How Maliki will work with the US is, for the moment, also uncertain. While his attitude has been accommodating, the US worked behind the scenes to help scuttle the nomination of his colleague Jaafari, and in the past Maliki has shown suspicion to US intentions.
His Dawa party was opposed to the US invasion and refused to participate in US-organized opposition conferences before the war. He told a Lebanese newspaper in December 2002 that the US was seeking to turn Iraqi opposition groups into "obedient tools to implement [US] designs."
To be sure, some Sunni leaders say they intend to give Maliki the benefit of the doubt.

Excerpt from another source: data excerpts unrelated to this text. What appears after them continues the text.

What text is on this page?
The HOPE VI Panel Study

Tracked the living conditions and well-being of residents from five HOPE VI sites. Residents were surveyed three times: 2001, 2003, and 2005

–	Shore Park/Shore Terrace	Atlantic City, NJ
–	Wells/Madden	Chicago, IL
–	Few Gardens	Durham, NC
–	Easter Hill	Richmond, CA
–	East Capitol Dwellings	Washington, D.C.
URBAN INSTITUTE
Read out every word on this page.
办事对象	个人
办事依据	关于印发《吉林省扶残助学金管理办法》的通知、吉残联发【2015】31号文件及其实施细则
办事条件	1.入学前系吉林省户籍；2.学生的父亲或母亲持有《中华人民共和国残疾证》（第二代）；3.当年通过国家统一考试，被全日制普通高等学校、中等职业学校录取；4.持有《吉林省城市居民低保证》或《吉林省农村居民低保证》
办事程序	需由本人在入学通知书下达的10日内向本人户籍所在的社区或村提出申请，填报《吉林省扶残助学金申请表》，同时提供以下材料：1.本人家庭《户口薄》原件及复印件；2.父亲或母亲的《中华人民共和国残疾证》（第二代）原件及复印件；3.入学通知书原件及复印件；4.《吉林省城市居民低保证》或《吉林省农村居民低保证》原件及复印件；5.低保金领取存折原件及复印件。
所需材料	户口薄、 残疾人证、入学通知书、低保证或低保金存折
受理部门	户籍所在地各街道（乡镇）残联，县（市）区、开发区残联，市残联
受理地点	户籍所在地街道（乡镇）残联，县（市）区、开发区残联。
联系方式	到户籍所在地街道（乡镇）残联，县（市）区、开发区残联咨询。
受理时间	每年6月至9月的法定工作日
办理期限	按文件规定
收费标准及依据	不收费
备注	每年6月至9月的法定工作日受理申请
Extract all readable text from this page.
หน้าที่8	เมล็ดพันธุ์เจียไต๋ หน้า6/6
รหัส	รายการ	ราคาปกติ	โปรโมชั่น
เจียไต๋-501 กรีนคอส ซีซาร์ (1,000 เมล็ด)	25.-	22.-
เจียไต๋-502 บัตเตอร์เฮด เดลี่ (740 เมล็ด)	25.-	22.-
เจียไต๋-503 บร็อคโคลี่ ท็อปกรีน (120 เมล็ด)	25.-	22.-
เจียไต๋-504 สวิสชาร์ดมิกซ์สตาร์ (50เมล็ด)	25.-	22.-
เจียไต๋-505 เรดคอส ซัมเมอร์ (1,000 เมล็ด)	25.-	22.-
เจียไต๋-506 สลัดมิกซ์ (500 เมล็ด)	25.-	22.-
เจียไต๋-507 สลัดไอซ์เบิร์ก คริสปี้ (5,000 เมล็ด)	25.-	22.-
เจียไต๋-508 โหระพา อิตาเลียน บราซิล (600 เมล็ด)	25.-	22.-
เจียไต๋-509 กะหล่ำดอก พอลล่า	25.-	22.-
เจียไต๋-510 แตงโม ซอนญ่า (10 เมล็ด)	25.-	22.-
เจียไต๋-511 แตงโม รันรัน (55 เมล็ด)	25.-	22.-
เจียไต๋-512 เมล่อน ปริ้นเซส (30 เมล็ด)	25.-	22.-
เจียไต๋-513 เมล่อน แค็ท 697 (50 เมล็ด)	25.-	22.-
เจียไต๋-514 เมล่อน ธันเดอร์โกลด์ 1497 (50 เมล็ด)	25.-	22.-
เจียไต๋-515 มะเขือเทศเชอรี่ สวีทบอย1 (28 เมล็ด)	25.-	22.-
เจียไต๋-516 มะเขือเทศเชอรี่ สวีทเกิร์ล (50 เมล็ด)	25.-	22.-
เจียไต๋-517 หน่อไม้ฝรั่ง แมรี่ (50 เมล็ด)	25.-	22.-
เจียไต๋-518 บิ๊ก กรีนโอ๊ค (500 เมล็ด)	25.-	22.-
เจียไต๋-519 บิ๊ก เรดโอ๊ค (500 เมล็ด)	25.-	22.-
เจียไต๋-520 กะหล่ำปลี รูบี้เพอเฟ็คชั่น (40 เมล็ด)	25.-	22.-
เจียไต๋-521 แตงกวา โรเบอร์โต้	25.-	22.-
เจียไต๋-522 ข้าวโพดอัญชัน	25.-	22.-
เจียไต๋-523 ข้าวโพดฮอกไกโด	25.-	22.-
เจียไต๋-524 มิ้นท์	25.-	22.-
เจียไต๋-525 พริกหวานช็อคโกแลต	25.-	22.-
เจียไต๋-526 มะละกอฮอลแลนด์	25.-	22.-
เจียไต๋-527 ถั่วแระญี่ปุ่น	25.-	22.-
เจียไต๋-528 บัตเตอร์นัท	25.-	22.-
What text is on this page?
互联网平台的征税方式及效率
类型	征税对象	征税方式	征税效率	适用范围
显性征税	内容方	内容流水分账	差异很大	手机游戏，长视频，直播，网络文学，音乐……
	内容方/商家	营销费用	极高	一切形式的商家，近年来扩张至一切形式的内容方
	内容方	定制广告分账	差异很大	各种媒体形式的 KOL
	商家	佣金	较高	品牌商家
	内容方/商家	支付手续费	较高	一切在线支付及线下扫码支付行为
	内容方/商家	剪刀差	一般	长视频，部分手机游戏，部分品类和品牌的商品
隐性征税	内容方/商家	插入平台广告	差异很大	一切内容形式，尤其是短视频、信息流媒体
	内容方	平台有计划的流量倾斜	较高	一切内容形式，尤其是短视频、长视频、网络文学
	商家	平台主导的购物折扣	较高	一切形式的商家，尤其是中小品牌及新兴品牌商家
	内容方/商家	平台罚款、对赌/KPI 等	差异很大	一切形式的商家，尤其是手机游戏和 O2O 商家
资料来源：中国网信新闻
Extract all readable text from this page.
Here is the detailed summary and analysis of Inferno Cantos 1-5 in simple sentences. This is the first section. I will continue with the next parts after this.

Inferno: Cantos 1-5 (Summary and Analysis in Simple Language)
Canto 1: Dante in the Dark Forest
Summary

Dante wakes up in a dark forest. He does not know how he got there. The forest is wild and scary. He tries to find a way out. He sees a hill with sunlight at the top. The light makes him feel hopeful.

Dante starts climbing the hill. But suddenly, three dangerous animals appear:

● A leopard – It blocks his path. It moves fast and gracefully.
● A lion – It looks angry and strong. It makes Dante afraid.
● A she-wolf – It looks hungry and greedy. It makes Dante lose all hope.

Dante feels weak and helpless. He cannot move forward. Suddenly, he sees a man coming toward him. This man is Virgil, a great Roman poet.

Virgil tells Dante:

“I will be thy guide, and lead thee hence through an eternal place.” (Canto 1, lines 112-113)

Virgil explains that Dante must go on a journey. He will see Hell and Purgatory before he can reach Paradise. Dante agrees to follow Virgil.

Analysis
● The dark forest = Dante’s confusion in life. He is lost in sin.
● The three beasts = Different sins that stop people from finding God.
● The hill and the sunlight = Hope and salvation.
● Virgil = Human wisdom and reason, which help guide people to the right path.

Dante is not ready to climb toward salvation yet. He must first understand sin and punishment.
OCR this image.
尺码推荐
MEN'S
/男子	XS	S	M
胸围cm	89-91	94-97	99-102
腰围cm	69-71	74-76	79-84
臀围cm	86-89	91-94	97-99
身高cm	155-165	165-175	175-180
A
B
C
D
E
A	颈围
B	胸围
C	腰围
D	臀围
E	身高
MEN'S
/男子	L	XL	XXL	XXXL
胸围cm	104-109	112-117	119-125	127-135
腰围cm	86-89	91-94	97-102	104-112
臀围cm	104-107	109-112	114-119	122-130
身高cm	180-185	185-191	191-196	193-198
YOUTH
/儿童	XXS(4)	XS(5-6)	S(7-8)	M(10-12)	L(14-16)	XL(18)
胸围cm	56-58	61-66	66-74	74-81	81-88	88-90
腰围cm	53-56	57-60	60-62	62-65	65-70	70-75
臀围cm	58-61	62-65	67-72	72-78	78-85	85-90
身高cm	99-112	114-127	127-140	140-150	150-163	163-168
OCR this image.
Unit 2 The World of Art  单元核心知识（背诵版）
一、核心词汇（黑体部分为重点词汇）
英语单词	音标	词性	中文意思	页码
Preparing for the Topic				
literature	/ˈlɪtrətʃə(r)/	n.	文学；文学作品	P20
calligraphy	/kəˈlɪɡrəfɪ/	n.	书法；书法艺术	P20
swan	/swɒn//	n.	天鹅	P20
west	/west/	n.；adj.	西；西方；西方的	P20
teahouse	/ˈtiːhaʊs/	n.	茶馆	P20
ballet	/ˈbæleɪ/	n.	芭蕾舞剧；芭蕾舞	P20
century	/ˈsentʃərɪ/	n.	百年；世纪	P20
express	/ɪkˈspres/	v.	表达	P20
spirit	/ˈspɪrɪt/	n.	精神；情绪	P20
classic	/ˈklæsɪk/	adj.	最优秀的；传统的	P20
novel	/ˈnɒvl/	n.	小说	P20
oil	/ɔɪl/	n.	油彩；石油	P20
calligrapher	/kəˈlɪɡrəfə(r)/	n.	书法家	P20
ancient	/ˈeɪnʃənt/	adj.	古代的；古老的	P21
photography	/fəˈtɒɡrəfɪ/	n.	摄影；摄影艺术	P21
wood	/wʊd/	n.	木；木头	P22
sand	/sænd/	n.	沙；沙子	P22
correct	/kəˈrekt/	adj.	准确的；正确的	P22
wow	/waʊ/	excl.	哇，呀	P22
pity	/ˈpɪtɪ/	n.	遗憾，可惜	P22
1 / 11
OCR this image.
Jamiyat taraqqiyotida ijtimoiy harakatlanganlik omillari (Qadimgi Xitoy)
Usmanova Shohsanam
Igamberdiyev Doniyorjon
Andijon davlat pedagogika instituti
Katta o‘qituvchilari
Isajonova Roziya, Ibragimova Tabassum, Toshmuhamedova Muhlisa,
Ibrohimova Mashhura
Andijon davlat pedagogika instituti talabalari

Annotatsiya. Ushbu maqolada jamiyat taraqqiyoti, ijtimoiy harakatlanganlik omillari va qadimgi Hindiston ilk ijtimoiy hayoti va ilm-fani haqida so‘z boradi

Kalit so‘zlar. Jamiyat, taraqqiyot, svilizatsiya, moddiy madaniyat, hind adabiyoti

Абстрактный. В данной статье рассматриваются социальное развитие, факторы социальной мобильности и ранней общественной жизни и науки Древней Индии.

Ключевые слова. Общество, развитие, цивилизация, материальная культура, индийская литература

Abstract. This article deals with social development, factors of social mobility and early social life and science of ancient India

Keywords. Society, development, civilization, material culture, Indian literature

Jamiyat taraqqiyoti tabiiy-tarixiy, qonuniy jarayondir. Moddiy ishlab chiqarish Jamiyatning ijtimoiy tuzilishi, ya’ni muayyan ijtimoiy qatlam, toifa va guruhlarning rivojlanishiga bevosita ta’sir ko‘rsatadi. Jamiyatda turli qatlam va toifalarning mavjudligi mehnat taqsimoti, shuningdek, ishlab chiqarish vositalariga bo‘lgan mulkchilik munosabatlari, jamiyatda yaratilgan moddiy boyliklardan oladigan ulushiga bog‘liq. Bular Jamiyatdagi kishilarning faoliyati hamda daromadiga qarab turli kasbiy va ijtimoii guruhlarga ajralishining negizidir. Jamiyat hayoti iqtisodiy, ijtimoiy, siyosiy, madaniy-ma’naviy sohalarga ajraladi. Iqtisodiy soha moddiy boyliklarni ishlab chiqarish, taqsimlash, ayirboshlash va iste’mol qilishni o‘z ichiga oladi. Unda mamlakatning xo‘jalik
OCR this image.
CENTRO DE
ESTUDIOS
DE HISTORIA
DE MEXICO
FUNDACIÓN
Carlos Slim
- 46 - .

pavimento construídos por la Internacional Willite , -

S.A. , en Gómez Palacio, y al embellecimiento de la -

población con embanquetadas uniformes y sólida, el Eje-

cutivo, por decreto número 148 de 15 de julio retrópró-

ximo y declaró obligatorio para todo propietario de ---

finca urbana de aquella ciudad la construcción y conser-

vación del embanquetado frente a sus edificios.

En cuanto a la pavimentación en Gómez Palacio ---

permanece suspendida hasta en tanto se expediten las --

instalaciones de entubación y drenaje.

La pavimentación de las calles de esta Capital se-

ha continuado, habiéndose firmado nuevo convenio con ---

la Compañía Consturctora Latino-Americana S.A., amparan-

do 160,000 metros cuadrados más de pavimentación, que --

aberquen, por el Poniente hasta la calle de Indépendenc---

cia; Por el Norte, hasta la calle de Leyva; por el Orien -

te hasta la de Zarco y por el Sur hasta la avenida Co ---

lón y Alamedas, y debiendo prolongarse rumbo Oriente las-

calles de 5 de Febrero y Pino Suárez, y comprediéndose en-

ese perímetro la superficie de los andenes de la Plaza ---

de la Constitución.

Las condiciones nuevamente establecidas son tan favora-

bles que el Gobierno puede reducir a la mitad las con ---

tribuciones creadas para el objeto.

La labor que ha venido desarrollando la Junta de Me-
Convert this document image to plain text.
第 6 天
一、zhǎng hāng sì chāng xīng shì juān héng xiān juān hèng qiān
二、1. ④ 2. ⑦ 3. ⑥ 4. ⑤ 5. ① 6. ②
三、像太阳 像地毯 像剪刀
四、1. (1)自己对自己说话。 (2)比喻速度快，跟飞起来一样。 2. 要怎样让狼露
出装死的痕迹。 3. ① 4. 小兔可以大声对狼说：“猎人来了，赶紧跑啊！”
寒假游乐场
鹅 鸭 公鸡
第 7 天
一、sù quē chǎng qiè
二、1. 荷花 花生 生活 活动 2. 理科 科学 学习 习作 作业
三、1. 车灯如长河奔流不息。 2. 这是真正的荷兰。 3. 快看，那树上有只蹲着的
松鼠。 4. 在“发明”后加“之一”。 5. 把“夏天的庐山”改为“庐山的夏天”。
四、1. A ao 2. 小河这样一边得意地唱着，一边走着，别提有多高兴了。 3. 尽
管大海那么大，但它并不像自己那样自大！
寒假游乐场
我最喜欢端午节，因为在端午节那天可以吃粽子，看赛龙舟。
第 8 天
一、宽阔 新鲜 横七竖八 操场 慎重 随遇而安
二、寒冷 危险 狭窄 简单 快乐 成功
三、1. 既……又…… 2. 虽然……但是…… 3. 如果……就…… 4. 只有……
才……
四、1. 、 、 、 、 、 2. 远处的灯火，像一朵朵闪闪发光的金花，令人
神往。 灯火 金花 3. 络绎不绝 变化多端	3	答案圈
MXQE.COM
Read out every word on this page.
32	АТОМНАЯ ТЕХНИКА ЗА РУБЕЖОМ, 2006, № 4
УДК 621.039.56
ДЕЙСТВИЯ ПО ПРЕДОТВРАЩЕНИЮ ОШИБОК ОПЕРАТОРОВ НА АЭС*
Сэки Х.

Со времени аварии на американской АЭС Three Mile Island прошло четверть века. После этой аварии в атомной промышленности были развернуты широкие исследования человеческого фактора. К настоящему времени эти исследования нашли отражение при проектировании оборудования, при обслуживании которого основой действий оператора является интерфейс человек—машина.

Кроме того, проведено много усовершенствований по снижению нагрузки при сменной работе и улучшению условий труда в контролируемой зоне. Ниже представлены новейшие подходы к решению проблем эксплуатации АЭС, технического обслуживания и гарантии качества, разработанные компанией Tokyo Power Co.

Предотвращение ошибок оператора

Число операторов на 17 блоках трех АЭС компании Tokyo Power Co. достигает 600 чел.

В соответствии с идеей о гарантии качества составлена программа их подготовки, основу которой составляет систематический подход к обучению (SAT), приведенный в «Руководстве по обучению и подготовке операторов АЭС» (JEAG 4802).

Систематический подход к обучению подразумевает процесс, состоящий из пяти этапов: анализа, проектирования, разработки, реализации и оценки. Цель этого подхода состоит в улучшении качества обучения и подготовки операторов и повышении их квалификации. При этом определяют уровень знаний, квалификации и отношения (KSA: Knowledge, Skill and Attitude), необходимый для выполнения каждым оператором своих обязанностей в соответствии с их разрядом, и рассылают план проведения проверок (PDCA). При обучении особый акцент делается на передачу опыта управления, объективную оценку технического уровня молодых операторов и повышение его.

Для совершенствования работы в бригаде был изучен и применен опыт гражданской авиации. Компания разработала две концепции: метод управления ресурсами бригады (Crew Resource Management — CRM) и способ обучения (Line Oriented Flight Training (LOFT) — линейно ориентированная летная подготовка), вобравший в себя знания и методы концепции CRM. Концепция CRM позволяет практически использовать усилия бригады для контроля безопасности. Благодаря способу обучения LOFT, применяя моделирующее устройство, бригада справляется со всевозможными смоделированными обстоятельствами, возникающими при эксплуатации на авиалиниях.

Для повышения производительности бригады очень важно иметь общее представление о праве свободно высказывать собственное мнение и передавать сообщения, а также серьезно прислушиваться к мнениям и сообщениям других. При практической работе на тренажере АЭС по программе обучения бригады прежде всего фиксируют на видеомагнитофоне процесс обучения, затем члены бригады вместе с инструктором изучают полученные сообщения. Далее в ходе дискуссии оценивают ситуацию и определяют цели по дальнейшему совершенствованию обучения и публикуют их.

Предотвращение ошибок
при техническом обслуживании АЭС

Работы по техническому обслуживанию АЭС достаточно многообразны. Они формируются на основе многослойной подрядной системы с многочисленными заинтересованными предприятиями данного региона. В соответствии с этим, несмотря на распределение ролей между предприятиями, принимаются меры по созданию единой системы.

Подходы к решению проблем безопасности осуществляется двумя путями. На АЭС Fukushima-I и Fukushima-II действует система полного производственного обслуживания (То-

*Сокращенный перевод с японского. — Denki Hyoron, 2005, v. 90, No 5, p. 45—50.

"From the beginning we knew that al-Jaafari was a thinker and not a manager, while the hard work was done by others, like al-Maliki, so [Maliki] should be more able to do the job,'' says Iyad al-Sammarai, a leader of the Iraqi Islamic Party, one of the main Sunni groups. "Yes there was some sectarian talk in the past, but during our talks with him he showed goodwill, a willingness to achieve security, so we'll give him a chance."
Nevertheless, Mr. Sammarai says the honeymoon will be short, if Sunni's aren't satisfied the country is moving in the right direction. "We're giving him the same chance we gave Jaafari, we gave Jaafari support at first, but he didn't deliver."
Mashadani and Talabani could also prove divisive. Mashadani, an opponent of Iraq's Constitution, has in the past referred to the use of Shiite militias by the Interior Ministry as "terrorism."
Talabani leads the Patriotic Union of Kurdistan (PUK), one of two main Kurdish parties whose constituents say they want full independence from Iraq and a dramatic increase in their semi-autonomous regions in the interim, something Shiites and Sunnis are opposed to.
For now, Iraqis hope the new government will be a significant step to ending the violence here.
"Security is everything,'' says Ahmed Abbas, a physical education teacher in central Baghdad, who says he watched the parliament session in frustration as politician after politician complained about the hall's malfunctioning air-conditioning.
"I guess it's a new Iraq in the Green Zone - at least they have air-conditioning,'' he says, explaining the portable generator he relies on isn't good enough for more than a fan. "When is it going to change out here?"